ということは、つまり、この意見について議論すること自体が全くのムダなのだ。ムダなことを議論してもしょうがないことは、ヨーロッパの人には理解できても、日本のネット民には(知能が低すぎるため)理解できないのである。


なので、電気自動車の本来のテーマからは若干それてしまうが、この議論についてはネット民的な思考回路の問題から発生していることを踏まえるしかないのである。





といった感じで、FAQとも言えるくらいネット民が発狂しまくっているトピックについて、さくっと考えても、全てキレイに間違っているのである。なかなか悲惨な結果だと思う。


もちろん環境ということを真面目に考えると、電池ほど環境に悪いものないというのは間違っていないし、それを誰も口にしないのはおかしかったりするが、車を完全にBEV化するメリットの方が大きいとEUと中国は考えているということである。その動きに関して自国に付随してくる利権の大きさを含めて。


BEV化がされた世界のその後の話をするとすれば、そもそもBEVというのは、究極的には4輪のホイールにモーターがそれぞれ1コずつ入った車になっていくはずである。
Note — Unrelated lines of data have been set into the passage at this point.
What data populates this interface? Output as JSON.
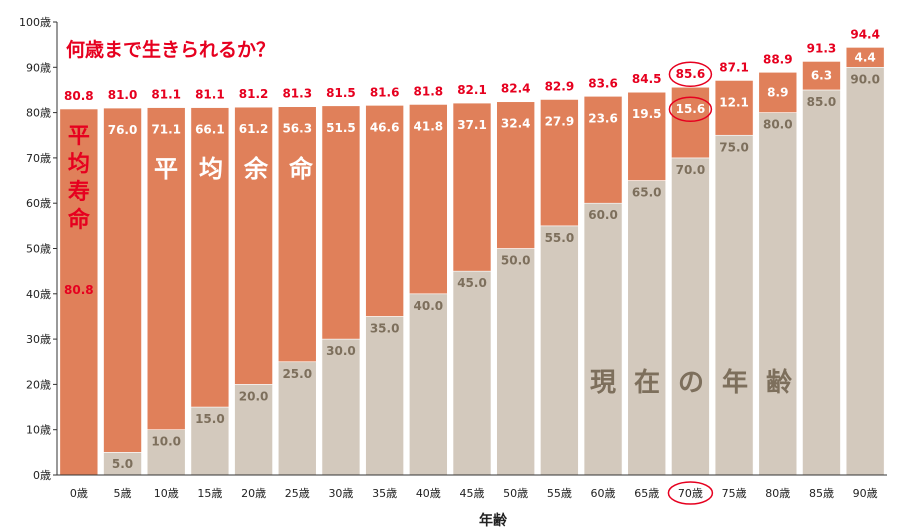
{
  "chart_data": {
    "type": "bar",
    "stacked": true,
    "title": "何歳まで生きられるか？",
    "xlabel": "年齢",
    "ylabel": "",
    "ylim": [
      0,
      100
    ],
    "y_ticks": [
      "0歳",
      "10歳",
      "20歳",
      "30歳",
      "40歳",
      "50歳",
      "60歳",
      "70歳",
      "80歳",
      "90歳",
      "100歳"
    ],
    "categories": [
      "0歳",
      "5歳",
      "10歳",
      "15歳",
      "20歳",
      "25歳",
      "30歳",
      "35歳",
      "40歳",
      "45歳",
      "50歳",
      "55歳",
      "60歳",
      "65歳",
      "70歳",
      "75歳",
      "80歳",
      "85歳",
      "90歳"
    ],
    "series": [
      {
        "values": [
          "",
          "5.0",
          "10.0",
          "15.0",
          "20.0",
          "25.0",
          "30.0",
          "35.0",
          "40.0",
          "45.0",
          "50.0",
          "55.0",
          "60.0",
          "65.0",
          "70.0",
          "75.0",
          "80.0",
          "85.0",
          "90.0"
        ],
        "color": "#d3c9bd"
      },
      {
        "values": [
          "80.8",
          "76.0",
          "71.1",
          "66.1",
          "61.2",
          "56.3",
          "51.5",
          "46.6",
          "41.8",
          "37.1",
          "32.4",
          "27.9",
          "23.6",
          "19.5",
          "15.6",
          "12.1",
          "8.9",
          "6.3",
          "4.4"
        ],
        "color": "#e0805a"
      }
    ],
    "totals": [
      "80.8",
      "81.0",
      "81.1",
      "81.1",
      "81.2",
      "81.3",
      "81.5",
      "81.6",
      "81.8",
      "82.1",
      "82.4",
      "82.9",
      "83.6",
      "84.5",
      "85.6",
      "87.1",
      "88.9",
      "91.3",
      "94.4"
    ],
    "annotations": {
      "life_expectancy": "平均寿命",
      "remaining_life": "平均余命",
      "current_age": "現在の年齢"
    },
    "highlight_index": 14,
    "colors": {
      "title": "#e6001f",
      "total_label": "#e6001f",
      "age_label": "#7d6f5c",
      "highlight_ring": "#e6001f"
    },
    "grid": false
  }
}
他は、(CATLが製造した)バッテリー*1とコンピューターだけという極めてシンプルな構成になるはずだ。


そして、そんなBEV化された自動車に積まれた処理速度の早いCPUによる自動運転が普及すれば、飲酒運転のトラックが小さい子どもたちの列につっこんだり、DQNに煽られたり、ということがまずなくなる。どう考えても、現状より道路事情はよくなるのである。特に都市部は自家用車という概念がなくなり、そこら中にプールされている無人のタクシーがスマホのアプリ上のクリック一発で、家の前に来てくれるという未来が待っている(いわゆるロボットタクシーってやつですね)。駐車場は都市部では不要になるのだ。もちろん、あなたがそのタクシーの充電がどうなっているかなんてことを考える必要は全くない。
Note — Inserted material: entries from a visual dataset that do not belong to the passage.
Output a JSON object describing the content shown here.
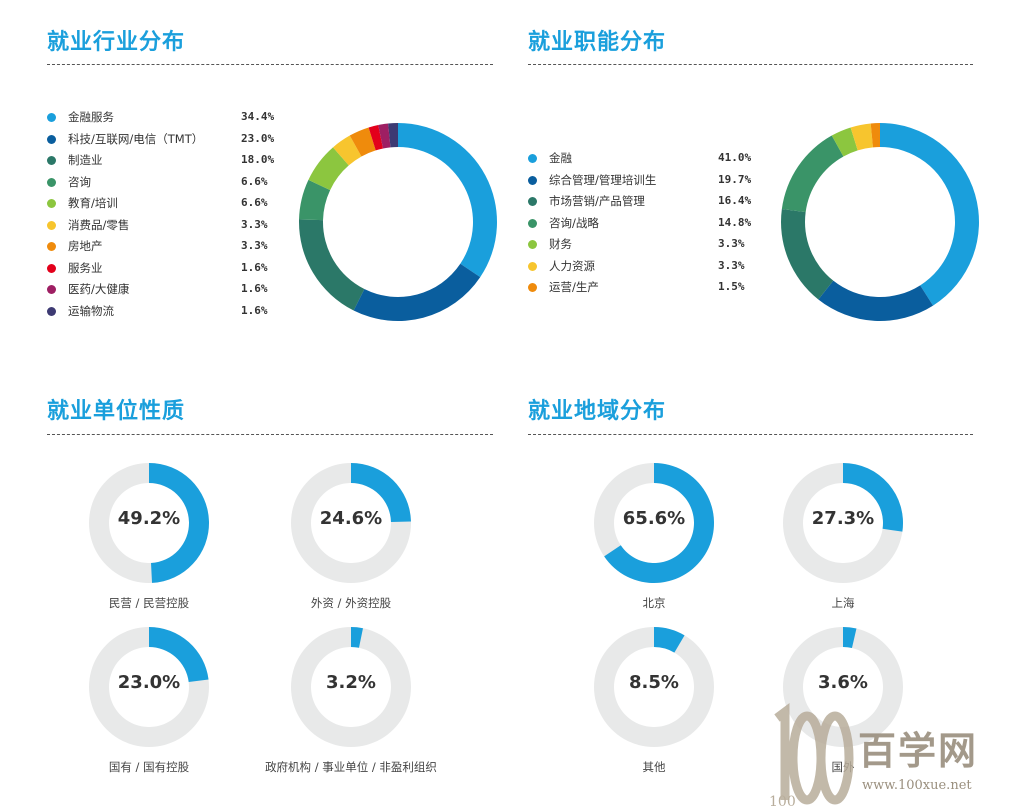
{
  "sections": {
    "industry": "就业行业分布",
    "function": "就业职能分布",
    "unit": "就业单位性质",
    "region": "就业地域分布"
  },
  "chart_data": [
    {
      "type": "pie",
      "title": "就业行业分布",
      "donut": true,
      "legend": "left",
      "slices": [
        {
          "label": "金融服务",
          "value": 34.4,
          "display": "34.4%",
          "color": "#1a9fdc"
        },
        {
          "label": "科技/互联网/电信（TMT）",
          "value": 23.0,
          "display": "23.0%",
          "color": "#0a5e9e"
        },
        {
          "label": "制造业",
          "value": 18.0,
          "display": "18.0%",
          "color": "#2b7868"
        },
        {
          "label": "咨询",
          "value": 6.6,
          "display": "6.6%",
          "color": "#3a9468"
        },
        {
          "label": "教育/培训",
          "value": 6.6,
          "display": "6.6%",
          "color": "#8cc63f"
        },
        {
          "label": "消费品/零售",
          "value": 3.3,
          "display": "3.3%",
          "color": "#f7c52e"
        },
        {
          "label": "房地产",
          "value": 3.3,
          "display": "3.3%",
          "color": "#ef8b0c"
        },
        {
          "label": "服务业",
          "value": 1.6,
          "display": "1.6%",
          "color": "#e3001b"
        },
        {
          "label": "医药/大健康",
          "value": 1.6,
          "display": "1.6%",
          "color": "#9e1f63"
        },
        {
          "label": "运输物流",
          "value": 1.6,
          "display": "1.6%",
          "color": "#3d3a73"
        }
      ]
    },
    {
      "type": "pie",
      "title": "就业职能分布",
      "donut": true,
      "legend": "left",
      "slices": [
        {
          "label": "金融",
          "value": 41.0,
          "display": "41.0%",
          "color": "#1a9fdc"
        },
        {
          "label": "综合管理/管理培训生",
          "value": 19.7,
          "display": "19.7%",
          "color": "#0a5e9e"
        },
        {
          "label": "市场营销/产品管理",
          "value": 16.4,
          "display": "16.4%",
          "color": "#2b7868"
        },
        {
          "label": "咨询/战略",
          "value": 14.8,
          "display": "14.8%",
          "color": "#3a9468"
        },
        {
          "label": "财务",
          "value": 3.3,
          "display": "3.3%",
          "color": "#8cc63f"
        },
        {
          "label": "人力资源",
          "value": 3.3,
          "display": "3.3%",
          "color": "#f7c52e"
        },
        {
          "label": "运营/生产",
          "value": 1.5,
          "display": "1.5%",
          "color": "#ef8b0c"
        }
      ]
    },
    {
      "type": "pie",
      "title": "就业单位性质",
      "donut": true,
      "gauges": [
        {
          "label": "民营 / 民营控股",
          "value": 49.2,
          "display": "49.2%"
        },
        {
          "label": "外资 / 外资控股",
          "value": 24.6,
          "display": "24.6%"
        },
        {
          "label": "国有 / 国有控股",
          "value": 23.0,
          "display": "23.0%"
        },
        {
          "label": "政府机构 / 事业单位 / 非盈利组织",
          "value": 3.2,
          "display": "3.2%"
        }
      ]
    },
    {
      "type": "pie",
      "title": "就业地域分布",
      "donut": true,
      "gauges": [
        {
          "label": "北京",
          "value": 65.6,
          "display": "65.6%"
        },
        {
          "label": "上海",
          "value": 27.3,
          "display": "27.3%"
        },
        {
          "label": "其他",
          "value": 8.5,
          "display": "8.5%"
        },
        {
          "label": "国外",
          "value": 3.6,
          "display": "3.6%"
        }
      ]
    }
  ],
  "colors": {
    "accent": "#1a9fdc",
    "track": "#e8e9e9"
  },
  "watermark": {
    "logo_text": "100",
    "word": "百学网",
    "url": "www.100xue.net"
  }
}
電気自動車(BEV)はそういった車社会を実現させるというゴールを見据えた上での欠かせない技術の一つなのである。この歴史的な大転換となる大きな流れに対して、ジャップランドのみなさんが官民あげて必死に反対してどーすんのよ、というのが今回の話のキモである。


そして本当に心配しなければならないのは、以前記事を書いたことがあるのだが、ジャップのみなさまが一番不得意としているソフトウェアの技術の部分である。
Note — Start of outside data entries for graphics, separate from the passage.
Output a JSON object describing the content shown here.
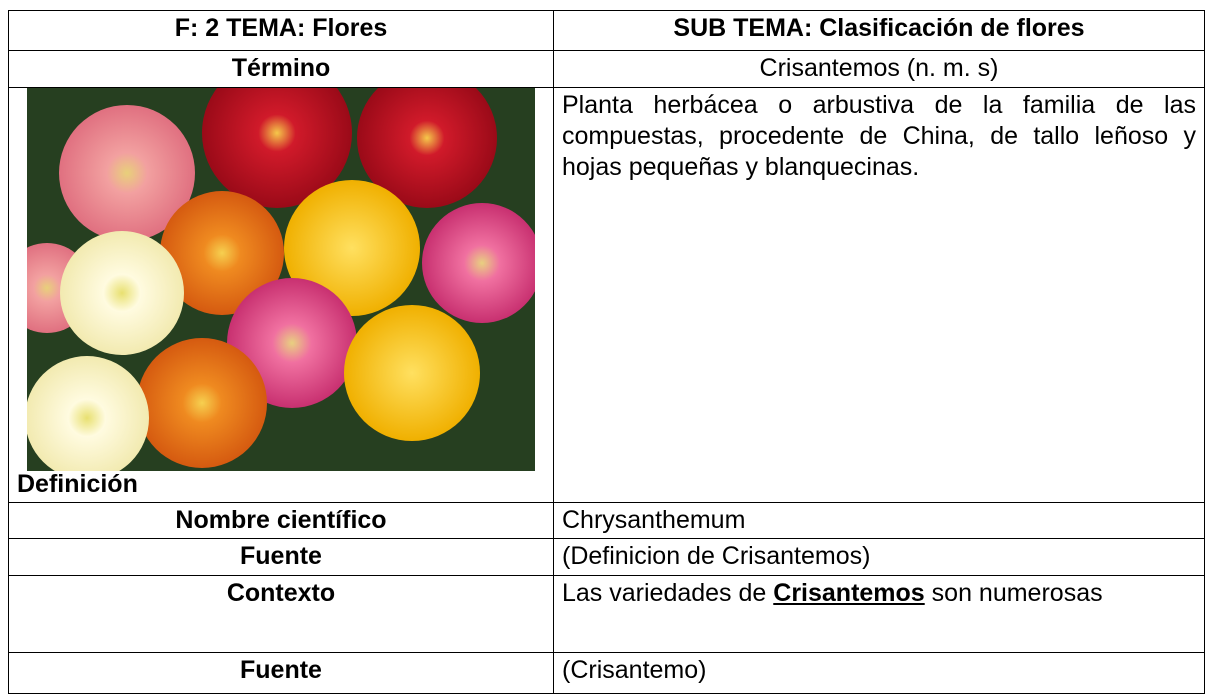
{
  "header": {
    "left": "F: 2  TEMA: Flores",
    "right": "SUB TEMA: Clasificación de flores"
  },
  "rows": [
    {
      "label": "Término",
      "value": "Crisantemos (n. m. s)"
    },
    {
      "label": "Definición",
      "value": "Planta herbácea o arbustiva de la familia de las compuestas, procedente de China, de tallo leñoso y hojas pequeñas y blanquecinas."
    },
    {
      "label": "Nombre científico",
      "value": "Chrysanthemum"
    },
    {
      "label": "Fuente",
      "value": "(Definicion de Crisantemos)"
    },
    {
      "label": "Contexto",
      "value": {
        "before": "Las variedades de",
        "emphasis": "Crisantemos",
        "after": "son numerosas"
      }
    },
    {
      "label": "Fuente",
      "value": "(Crisantemo)"
    }
  ]
}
自動運転には欠かせないソフトウェアを自前で用意できないのなら、BEVについてはそもそも他国と競争にならない可能性が高いのである。例えば、アップルのBEVについては、上記した様に、ホイールにモーターが入っただけの車に、M1を搭載したiPhoneをガチャっとはめるだけで、はい出来上がり、という状況が見え、これを日本のメーカーが追いかけることができるかと言うと、絶望的に苦しいと言わざるを得ない。


だから、ジャップの車メーカーのトップ層の昨今の発狂ぶりを見ると、この絶望的な状況に対して命乞いをしているだけなのでは?と思ったりもするのである。これが正しい認識だとしたら、もう日本の車産業は事実上詰んでいると言っていいと思う。


ガラパゴスな国内で済む話なら、それでもいいかもしれない。ジャップのみなさまはネット民のお望みのとおり、自動運転なんかいらないし、アホ丸出しな高級ワンボックスみたいのを乗り続ければいいのかもしれない。


しかし、現実として日本の車産業は外貨を稼ぐための日本の看板的な産業のはずである。それを意思を持ってガラパゴス化させた時のバックラッシュを考えると恐ろしいばかりである。そして、きっとそうなっていってしまうだろうという予想がついてしまうところに衰退してくジャップランドの救いのなさを感じずにはいられないのである。